Over the last 10 years, diabetes has increased at an alarming rate of 300 percent in the city, much higher than the country’s average. 

As much as 7.9% and 35.6% of the municipal adult population suffer from diabetes and pre-diabetes, respectively. 

Director of Ho Chi Minh City Nutrition Centre, Do Thi Ngoc Diep, said the growing number of local diabetes patients is to blame on protein-laden diets and a lack of physical activity. 
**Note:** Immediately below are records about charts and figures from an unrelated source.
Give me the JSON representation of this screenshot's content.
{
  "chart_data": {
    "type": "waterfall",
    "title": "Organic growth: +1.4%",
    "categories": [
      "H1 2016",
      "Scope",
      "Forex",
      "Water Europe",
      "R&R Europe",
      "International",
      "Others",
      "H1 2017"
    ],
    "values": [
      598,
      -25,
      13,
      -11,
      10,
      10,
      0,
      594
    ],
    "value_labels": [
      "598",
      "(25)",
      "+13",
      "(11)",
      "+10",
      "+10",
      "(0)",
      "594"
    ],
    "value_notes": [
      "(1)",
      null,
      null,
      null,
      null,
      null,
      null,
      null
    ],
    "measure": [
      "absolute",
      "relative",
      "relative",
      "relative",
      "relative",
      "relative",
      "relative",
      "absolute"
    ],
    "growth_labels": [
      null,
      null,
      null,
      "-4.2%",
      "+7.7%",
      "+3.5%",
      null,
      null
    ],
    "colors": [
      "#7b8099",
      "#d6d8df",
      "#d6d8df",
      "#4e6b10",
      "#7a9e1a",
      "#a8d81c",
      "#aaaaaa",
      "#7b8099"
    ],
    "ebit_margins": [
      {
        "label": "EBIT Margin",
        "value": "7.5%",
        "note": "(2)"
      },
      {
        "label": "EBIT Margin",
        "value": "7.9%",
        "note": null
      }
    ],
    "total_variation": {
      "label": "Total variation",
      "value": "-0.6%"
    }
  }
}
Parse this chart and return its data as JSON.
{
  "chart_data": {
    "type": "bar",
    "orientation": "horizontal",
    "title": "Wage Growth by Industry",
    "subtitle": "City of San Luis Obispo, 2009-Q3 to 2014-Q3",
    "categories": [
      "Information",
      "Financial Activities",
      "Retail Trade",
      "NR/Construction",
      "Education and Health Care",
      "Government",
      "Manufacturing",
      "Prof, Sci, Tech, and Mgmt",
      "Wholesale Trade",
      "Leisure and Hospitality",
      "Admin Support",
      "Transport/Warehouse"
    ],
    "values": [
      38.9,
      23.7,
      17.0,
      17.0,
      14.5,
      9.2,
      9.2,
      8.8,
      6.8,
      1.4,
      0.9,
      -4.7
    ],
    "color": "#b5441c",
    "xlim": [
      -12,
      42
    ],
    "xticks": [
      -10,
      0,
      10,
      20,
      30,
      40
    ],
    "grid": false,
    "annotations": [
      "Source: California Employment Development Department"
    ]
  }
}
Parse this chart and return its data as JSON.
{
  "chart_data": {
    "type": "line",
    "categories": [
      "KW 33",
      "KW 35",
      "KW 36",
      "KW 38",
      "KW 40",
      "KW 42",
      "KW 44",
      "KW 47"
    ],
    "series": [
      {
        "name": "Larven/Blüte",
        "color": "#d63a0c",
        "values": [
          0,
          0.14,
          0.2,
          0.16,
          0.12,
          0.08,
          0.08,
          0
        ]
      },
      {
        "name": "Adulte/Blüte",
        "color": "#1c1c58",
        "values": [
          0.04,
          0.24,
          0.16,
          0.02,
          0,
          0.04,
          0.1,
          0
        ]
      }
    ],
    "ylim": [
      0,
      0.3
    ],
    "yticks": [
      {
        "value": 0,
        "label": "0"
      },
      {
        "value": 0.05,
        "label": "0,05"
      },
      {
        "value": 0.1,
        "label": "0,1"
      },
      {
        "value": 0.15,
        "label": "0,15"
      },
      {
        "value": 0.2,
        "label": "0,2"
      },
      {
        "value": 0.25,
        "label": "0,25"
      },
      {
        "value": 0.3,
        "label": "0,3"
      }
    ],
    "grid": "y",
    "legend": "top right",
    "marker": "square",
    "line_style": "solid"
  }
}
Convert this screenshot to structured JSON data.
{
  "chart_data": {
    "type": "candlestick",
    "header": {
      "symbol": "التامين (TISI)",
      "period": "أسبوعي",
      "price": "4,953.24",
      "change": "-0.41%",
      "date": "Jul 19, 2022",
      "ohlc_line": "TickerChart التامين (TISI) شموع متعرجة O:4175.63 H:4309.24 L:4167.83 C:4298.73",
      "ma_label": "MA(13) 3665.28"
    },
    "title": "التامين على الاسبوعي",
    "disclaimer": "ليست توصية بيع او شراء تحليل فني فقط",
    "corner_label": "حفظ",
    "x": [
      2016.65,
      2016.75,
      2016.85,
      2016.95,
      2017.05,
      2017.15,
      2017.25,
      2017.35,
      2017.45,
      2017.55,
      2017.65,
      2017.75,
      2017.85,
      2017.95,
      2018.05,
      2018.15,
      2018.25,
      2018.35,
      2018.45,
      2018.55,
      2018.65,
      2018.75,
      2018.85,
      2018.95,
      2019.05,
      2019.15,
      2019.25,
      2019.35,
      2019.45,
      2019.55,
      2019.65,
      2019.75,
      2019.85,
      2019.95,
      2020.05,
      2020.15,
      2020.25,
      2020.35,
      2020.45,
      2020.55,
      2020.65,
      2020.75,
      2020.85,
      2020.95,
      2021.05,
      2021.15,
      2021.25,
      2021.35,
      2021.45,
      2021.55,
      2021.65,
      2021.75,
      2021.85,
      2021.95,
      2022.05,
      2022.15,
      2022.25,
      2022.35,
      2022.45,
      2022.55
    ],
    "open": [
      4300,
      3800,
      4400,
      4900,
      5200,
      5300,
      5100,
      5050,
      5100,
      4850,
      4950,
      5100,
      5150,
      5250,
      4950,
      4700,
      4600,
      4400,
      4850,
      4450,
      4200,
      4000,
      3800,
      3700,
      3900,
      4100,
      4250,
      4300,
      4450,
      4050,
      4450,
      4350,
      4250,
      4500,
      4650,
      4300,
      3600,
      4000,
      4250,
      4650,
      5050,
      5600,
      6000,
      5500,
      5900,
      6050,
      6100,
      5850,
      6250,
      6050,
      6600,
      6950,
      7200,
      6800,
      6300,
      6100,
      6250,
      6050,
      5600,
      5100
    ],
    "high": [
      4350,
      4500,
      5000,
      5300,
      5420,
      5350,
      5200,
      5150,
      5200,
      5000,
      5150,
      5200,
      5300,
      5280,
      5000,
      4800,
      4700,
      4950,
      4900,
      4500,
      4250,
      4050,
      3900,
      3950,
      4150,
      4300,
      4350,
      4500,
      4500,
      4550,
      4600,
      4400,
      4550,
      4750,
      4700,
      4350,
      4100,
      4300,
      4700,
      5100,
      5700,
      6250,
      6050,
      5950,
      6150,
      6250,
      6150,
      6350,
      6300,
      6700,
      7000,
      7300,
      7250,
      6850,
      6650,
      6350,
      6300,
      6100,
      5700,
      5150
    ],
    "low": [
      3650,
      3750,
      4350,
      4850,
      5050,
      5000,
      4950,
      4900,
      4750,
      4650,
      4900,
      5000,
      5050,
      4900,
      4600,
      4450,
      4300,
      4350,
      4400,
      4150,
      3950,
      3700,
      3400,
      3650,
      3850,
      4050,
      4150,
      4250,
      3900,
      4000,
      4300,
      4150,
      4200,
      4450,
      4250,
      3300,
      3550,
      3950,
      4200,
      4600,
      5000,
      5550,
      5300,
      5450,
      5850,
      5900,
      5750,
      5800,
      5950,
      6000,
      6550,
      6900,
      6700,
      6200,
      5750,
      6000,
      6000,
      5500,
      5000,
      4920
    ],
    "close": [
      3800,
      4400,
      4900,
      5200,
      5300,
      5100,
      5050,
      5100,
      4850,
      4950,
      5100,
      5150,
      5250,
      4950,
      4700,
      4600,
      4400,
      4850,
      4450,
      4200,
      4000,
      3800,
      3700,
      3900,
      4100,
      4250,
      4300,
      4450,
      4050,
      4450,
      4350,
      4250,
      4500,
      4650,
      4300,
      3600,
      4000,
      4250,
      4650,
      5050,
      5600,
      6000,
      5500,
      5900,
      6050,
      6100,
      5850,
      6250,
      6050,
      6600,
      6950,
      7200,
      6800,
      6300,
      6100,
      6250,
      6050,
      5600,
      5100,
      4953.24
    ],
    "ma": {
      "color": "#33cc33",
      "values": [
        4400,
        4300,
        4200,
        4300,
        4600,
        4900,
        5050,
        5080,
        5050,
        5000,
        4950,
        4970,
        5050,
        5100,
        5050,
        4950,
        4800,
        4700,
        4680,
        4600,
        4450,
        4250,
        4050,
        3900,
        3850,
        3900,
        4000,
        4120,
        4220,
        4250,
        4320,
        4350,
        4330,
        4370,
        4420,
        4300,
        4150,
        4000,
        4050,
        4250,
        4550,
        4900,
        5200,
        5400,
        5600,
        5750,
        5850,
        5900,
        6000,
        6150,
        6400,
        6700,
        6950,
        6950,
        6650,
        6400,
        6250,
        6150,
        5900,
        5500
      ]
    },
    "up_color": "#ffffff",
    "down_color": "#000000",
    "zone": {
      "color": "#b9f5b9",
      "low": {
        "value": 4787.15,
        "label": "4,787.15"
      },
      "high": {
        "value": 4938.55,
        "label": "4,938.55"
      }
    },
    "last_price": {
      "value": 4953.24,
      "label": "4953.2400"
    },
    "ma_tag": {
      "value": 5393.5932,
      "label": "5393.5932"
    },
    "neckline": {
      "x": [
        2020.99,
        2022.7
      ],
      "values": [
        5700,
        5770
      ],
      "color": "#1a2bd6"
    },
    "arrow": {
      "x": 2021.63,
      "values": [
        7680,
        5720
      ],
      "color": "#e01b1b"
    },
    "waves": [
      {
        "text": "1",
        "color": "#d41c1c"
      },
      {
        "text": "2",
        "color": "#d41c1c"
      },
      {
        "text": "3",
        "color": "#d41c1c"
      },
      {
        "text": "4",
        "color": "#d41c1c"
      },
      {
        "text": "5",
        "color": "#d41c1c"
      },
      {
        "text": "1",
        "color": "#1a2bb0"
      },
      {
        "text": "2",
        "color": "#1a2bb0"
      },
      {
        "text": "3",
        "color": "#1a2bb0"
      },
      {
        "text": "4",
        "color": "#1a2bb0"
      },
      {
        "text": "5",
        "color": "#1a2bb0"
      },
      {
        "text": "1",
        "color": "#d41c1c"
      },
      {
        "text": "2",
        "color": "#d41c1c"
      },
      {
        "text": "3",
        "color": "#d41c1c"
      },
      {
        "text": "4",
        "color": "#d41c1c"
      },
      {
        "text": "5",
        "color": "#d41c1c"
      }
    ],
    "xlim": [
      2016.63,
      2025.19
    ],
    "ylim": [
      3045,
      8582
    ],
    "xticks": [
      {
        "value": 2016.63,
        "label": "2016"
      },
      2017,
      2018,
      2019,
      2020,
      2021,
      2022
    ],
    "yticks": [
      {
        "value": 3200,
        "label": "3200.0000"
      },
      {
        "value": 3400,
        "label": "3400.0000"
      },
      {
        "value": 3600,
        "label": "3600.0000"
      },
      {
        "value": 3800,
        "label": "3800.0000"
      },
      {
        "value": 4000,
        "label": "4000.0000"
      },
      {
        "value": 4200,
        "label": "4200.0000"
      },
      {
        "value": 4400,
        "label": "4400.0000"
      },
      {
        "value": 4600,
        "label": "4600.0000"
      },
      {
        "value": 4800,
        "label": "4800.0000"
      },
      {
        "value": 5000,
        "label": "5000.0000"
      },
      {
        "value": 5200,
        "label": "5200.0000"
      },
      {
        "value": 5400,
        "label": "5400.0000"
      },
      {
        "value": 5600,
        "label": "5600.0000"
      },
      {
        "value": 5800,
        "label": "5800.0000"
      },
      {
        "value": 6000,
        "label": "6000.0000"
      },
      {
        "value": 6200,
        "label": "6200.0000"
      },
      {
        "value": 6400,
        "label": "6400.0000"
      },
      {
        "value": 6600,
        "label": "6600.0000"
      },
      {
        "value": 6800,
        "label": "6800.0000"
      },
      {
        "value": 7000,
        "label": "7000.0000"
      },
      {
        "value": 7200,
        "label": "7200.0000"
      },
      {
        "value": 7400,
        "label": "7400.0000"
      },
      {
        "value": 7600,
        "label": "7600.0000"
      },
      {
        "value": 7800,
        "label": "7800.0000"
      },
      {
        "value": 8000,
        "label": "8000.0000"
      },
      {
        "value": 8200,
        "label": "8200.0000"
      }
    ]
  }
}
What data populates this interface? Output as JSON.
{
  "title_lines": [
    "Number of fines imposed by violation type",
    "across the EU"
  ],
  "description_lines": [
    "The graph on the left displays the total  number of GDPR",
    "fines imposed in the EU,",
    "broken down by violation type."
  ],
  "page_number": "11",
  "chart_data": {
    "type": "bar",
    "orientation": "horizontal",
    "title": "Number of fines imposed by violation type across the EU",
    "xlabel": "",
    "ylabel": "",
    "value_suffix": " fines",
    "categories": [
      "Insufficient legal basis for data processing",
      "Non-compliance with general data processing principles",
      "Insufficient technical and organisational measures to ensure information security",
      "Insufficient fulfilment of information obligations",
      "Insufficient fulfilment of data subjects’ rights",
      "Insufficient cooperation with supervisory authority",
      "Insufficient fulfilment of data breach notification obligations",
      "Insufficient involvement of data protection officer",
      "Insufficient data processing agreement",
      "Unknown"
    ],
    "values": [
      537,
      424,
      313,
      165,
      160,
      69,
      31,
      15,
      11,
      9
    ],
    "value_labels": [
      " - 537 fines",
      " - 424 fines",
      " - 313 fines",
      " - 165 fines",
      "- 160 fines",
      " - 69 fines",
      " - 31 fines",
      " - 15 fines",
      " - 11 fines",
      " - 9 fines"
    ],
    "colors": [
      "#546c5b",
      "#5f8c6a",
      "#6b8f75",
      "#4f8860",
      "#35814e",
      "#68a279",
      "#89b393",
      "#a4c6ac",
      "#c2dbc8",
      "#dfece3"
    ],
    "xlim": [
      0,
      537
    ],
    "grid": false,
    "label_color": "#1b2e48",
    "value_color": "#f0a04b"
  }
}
Meanwhile, in northern Bac Giang province a number of projects have been implemented to prevent and control the disease, according to Tran Van Sinh, Deputy Director of the provincial Department of Health. 

As much as 70 percent of local patients have benefitted from the projects. 

Director of Bac Giang’s Endocrine Disease and Malaria Prevention Centre, Hoang Xuan Thuc, said the centre has undertaken maximum efforts to facilitate patients’ access to consultations, medical services and medication, having served nearly 50,000 patients so far this year. 

The locality also aims to enhance medical staff’s capacity and communication efforts to ensure effective prevention and control of the disease in the community. 

As a chronic disease, diabetes increases the risk of other serious health problems, such as blindness or heart and kidney failure. 

Medical experts said diabetes and its complications can be prevented through early treatment, staying in good physical shape and eating healthily. 

In Vietnam , around five percent and 27% of the population suffer from diabetes or are at risk of developing diabetes, respectively. 

Notably, 65% of patients have not been officially diagnosed, and a majority of those that have been diagnosed have yet to receive proper treatment. 

In the 1990s, diabetes affected 1.2% of the population of 20- to 79-year-olds. The rate jumped to 2.7% in 2002 and 5.7% in 2012. 

People suffering from obesity and high blood pressure face a higher risk of developing diabetes.